Um solene contraste (2.6-8)
2.6 Pois isso está na Escritura: Eis que ponho em Sião uma
pedra angular, eleita e preciosa; e quem nela crer não será, de modo algum,
envergonhado. 7 Para vós outros, portanto, os que credes, é a preciosidade;
mas, para os descrentes,
A pedra que os construtores rejeitaram, essa veio a ser a
principal pedra, angular
8 e:
Pedra de tropeço e rocha de ofensa.
São estes os que tropeçam na palavra, sendo desobedientes,
para o que também foram postos.
Tendo em mente no versículo 3
o Salmo 34.8, Pedro, mais uma vez, recorre às Escrituras. Ele cita agora
explicitamente mais três passagens do Antigo Testamento, que aludem à metáfora
da pedra – Isaías 28.16, Salmo 118.22 e Isaías 8.14. A intenção do apóstolo é
elencar um contraste entre crentes e descrentes, e mostrar que a posição de
Jesus como a principal pedra angular da nova casa espiritual, que são os
próprios crentes, foi preordenada por Deus. Esta mesma pedra, que é o objeto da
fé dos crentes, é também a pedra de tropeço que submeterá os descrentes ao
julgamento final e à condenação eterna (Mt 25.46). Senão vejamos:
Se Jesus é a pedra viva, os
cristãos, de modo similar, também são pedras vivas (vs.4-5). Para confirmar essa
declaração, Pedro apela para a autoridade da Escritura, citando Isaías 28.16 no
versículo 6. A expressão por isso
introduz a citação.
Ao mesmo tempo em que o
profeta Isaías tece uma contundente denúncia contra Jerusalém (Sião) e seus
líderes religiosos corruptos (Is 28.7-21), ele também anuncia sua destruição
como resultado do juízo de Deus (Is 28.22). Porém, em meio ao cenário de
transgressão, Deus promete que aparecerá em Sião uma pedra provada, preciosa e
angular, que reconstruirá o seu povo como um edifício após o exílio.

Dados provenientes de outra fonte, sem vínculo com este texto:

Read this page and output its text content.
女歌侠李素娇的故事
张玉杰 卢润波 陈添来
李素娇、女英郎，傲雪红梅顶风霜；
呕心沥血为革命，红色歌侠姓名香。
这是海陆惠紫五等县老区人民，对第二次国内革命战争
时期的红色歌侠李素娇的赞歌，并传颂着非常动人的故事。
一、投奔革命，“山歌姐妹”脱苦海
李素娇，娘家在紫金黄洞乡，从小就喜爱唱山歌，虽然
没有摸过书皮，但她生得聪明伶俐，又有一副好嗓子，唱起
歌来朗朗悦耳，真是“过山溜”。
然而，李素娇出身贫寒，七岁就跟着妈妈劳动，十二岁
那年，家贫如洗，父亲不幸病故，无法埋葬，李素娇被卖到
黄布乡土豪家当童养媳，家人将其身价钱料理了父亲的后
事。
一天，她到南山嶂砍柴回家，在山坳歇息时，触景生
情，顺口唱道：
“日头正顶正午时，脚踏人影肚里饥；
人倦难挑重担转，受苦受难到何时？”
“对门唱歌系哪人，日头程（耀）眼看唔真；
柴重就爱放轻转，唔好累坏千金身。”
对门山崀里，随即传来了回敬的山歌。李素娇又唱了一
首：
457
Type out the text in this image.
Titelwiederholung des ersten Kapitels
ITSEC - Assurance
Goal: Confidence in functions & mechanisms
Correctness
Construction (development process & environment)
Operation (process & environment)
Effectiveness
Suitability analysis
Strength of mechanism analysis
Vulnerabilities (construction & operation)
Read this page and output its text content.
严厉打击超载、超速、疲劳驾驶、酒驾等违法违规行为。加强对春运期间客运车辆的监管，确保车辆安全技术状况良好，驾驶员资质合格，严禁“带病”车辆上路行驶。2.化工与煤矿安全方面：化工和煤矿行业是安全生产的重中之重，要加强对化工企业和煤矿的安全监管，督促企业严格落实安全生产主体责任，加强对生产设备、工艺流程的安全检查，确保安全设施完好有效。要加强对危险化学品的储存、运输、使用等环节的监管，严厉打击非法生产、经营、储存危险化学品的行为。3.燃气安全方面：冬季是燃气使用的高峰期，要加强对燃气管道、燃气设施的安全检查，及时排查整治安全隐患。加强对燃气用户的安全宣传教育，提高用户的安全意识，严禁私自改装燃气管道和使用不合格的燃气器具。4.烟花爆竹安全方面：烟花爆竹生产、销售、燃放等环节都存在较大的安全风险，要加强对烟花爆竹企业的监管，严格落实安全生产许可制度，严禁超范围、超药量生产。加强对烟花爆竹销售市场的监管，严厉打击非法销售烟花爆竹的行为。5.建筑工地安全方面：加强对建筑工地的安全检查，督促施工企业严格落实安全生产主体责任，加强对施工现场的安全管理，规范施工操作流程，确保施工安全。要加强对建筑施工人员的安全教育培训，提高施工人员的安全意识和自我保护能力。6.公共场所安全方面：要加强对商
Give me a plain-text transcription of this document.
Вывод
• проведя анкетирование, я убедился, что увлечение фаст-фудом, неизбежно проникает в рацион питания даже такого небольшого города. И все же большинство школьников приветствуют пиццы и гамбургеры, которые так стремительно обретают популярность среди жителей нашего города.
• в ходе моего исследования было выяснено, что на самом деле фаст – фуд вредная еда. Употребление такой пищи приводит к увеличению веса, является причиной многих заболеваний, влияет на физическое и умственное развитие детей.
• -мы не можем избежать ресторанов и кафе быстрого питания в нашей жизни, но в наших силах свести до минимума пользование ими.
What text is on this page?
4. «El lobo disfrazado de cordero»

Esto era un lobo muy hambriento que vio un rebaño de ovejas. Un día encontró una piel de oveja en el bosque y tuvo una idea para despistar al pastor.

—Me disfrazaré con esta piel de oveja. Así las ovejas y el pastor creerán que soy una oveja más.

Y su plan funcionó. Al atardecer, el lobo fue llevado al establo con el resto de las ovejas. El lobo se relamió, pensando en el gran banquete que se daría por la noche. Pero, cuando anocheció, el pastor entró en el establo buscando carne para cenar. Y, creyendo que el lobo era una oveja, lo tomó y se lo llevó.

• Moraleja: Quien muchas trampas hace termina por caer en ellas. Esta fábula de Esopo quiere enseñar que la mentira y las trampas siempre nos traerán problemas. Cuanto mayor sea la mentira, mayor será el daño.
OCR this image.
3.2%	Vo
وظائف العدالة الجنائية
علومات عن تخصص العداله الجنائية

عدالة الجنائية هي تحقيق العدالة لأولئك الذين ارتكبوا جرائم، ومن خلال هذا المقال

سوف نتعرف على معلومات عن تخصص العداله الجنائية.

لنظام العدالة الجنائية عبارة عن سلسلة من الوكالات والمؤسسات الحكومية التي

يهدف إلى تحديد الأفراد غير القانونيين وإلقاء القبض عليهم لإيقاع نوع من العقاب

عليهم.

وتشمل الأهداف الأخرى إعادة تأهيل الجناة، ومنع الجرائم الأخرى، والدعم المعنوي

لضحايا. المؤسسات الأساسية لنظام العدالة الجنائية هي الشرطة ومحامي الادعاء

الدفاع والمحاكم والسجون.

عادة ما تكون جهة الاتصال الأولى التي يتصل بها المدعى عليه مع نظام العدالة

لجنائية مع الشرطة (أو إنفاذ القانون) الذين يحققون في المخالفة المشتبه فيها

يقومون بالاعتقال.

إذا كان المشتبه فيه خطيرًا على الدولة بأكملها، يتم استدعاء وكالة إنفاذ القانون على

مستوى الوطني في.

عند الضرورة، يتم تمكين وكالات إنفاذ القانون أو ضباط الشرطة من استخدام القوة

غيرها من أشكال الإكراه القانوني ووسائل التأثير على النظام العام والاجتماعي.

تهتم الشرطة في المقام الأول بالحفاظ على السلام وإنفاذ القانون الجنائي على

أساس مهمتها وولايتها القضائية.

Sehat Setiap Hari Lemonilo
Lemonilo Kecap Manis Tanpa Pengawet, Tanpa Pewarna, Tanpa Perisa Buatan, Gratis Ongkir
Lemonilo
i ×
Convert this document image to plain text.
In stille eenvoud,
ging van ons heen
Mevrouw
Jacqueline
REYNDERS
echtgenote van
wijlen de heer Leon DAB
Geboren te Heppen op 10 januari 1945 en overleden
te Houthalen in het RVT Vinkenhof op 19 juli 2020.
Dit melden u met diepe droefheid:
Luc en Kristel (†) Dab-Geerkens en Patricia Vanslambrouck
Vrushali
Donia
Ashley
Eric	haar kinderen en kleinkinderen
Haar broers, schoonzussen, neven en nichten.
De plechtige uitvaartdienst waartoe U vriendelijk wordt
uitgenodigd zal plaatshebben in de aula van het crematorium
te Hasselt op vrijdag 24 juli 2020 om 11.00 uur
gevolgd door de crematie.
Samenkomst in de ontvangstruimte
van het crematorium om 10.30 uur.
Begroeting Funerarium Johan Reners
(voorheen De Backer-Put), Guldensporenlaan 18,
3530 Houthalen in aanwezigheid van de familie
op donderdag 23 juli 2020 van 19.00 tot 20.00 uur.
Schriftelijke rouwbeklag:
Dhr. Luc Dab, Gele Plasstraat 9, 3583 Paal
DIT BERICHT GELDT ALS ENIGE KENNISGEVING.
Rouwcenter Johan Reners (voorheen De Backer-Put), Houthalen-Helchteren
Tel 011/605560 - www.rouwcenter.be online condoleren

Conforme vimos no versículo 4,
Jesus aplicou sobre si mesmo a figura da pedra descrita no Salmo 118.22 em
Mateus 21.42, no contexto da parábola dos lavradores maus. Ao tratar da
incredulidade do povo de Israel em Romanos 9.33, Paulo cita Isaías 28.16 para
demonstrar que Jesus é a pedra em Sião que os judeus rejeitaram.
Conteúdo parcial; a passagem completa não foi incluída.